Burlington Emergency & Veterinary Specialists 

Burlington Emergency & Veterinary Specialists (BEVS), located at 1417 Marshall Avenue in Williston, features artwork curated by BCA's External Exhibitions Program on a rotating basis. The current exhibition runs through May 2025.

Michael Strauss

Strauss’ primary interest is in how color and value create the illusion of light and shadow.

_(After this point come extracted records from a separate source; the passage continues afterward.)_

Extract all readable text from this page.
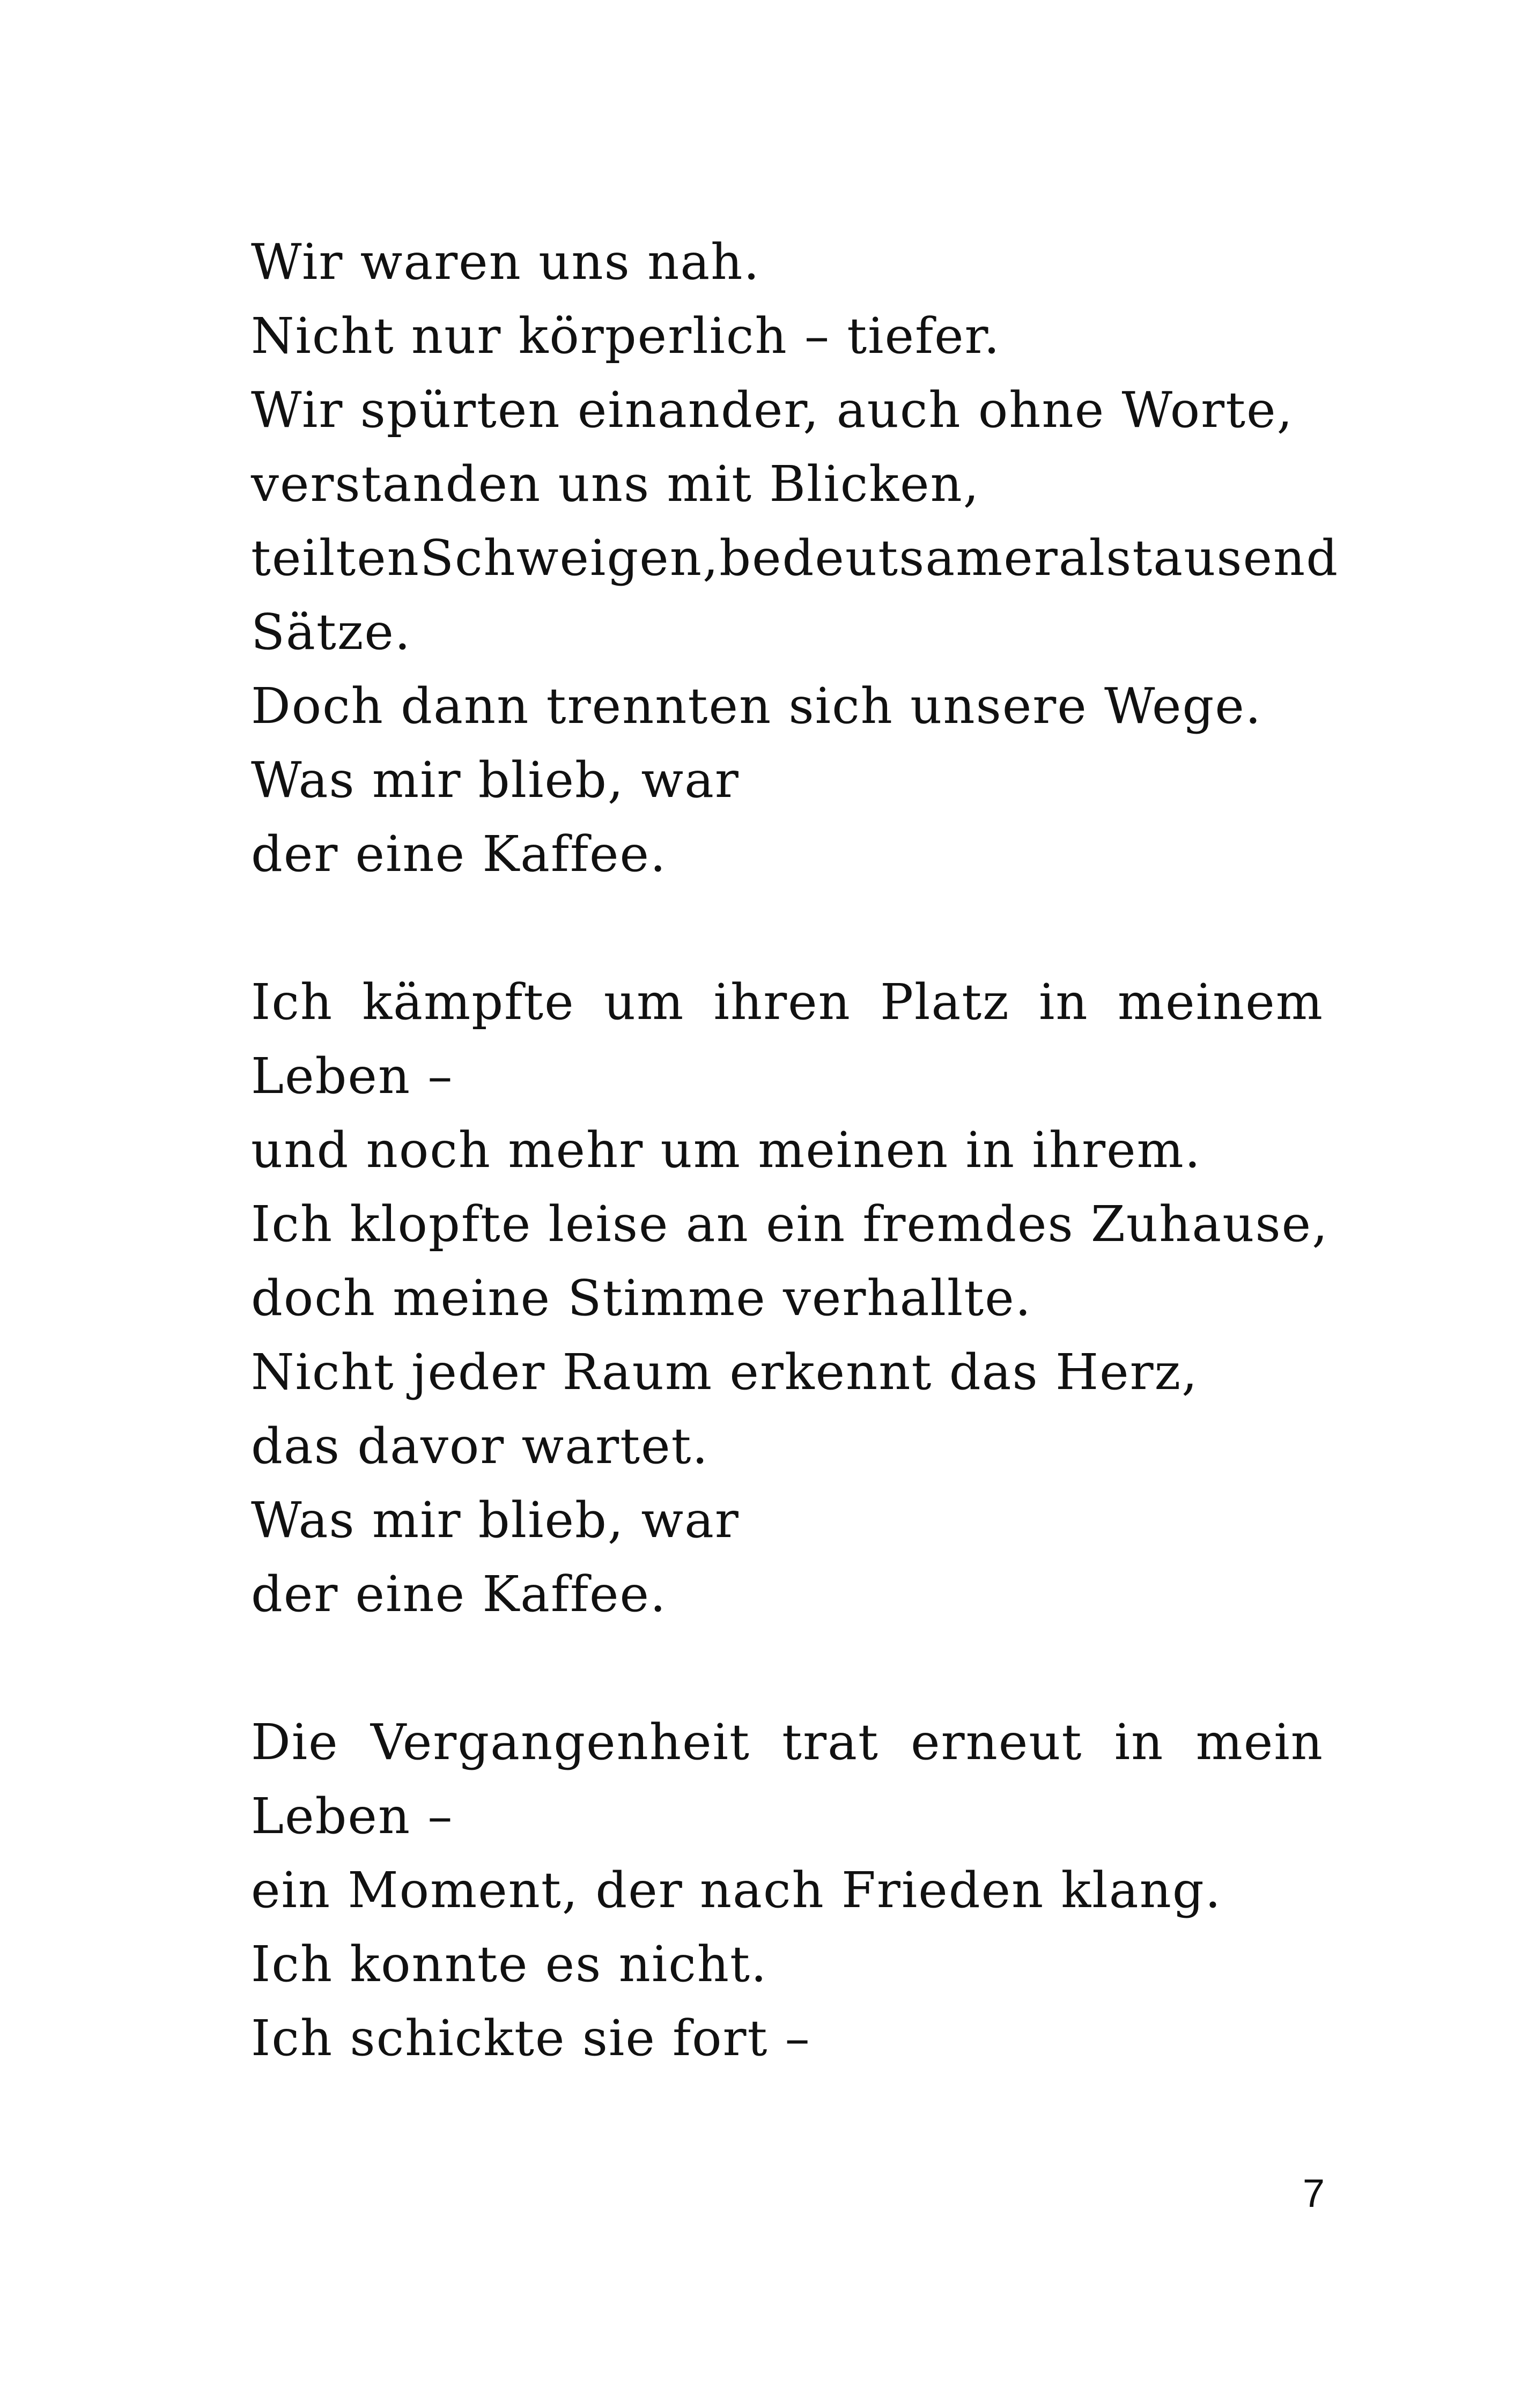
Wir waren uns nah.
Nicht nur körperlich – tiefer.
Wir spürten einander, auch ohne Worte,
verstanden uns mit Blicken,
teilten Schweigen, bedeutsamer als tausend
Sätze.
Doch dann trennten sich unsere Wege.
Was mir blieb, war
der eine Kaffee.
Ich kämpfte um ihren Platz in meinem
Leben –
und noch mehr um meinen in ihrem.
Ich klopfte leise an ein fremdes Zuhause,
doch meine Stimme verhallte.
Nicht jeder Raum erkennt das Herz,
das davor wartet.
Was mir blieb, war
der eine Kaffee.
Die Vergangenheit trat erneut in mein
Leben –
ein Moment, der nach Frieden klang.
Ich konnte es nicht.
Ich schickte sie fort –
7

For example, when he paints landscapes depicting early morning or late afternoon, the light is often filtered by dust or moisture, resulting in a warm red-orange glow. In this circumstance, portions of objects lit by orange light reflect warmth in the viewer’s eye, even if the reflection is from snow. The cooler blue, purple and green shadows in these warmly lit scenes build depth. This is reinforced using linear perspective, which is most evident in the lines of lanes, houses, poles, trees and wires in his street scenes.

Strongly influenced by the Canadian and California colorists, both in style and subject matter, he is particularly indebted to Mike Svob, Nicholas Bott and Min Ma for inspiration in the subject matter and style of the paintings in this small collection. Like these artists, he sometimes uses bright, bold, color shapes, often with hard and sometimes black edges, to create interesting patterns and design. Though the colors and lines he uses are sometimes not found in nature, the resulting images retain the logic of light and shadow. He often tries to make the brightest objects seem lit from within as well as from incident light, to create an otherworldly glow, like electrified neon in glass. It is this luminous quality of saturated and impressionistic color that pleases him most.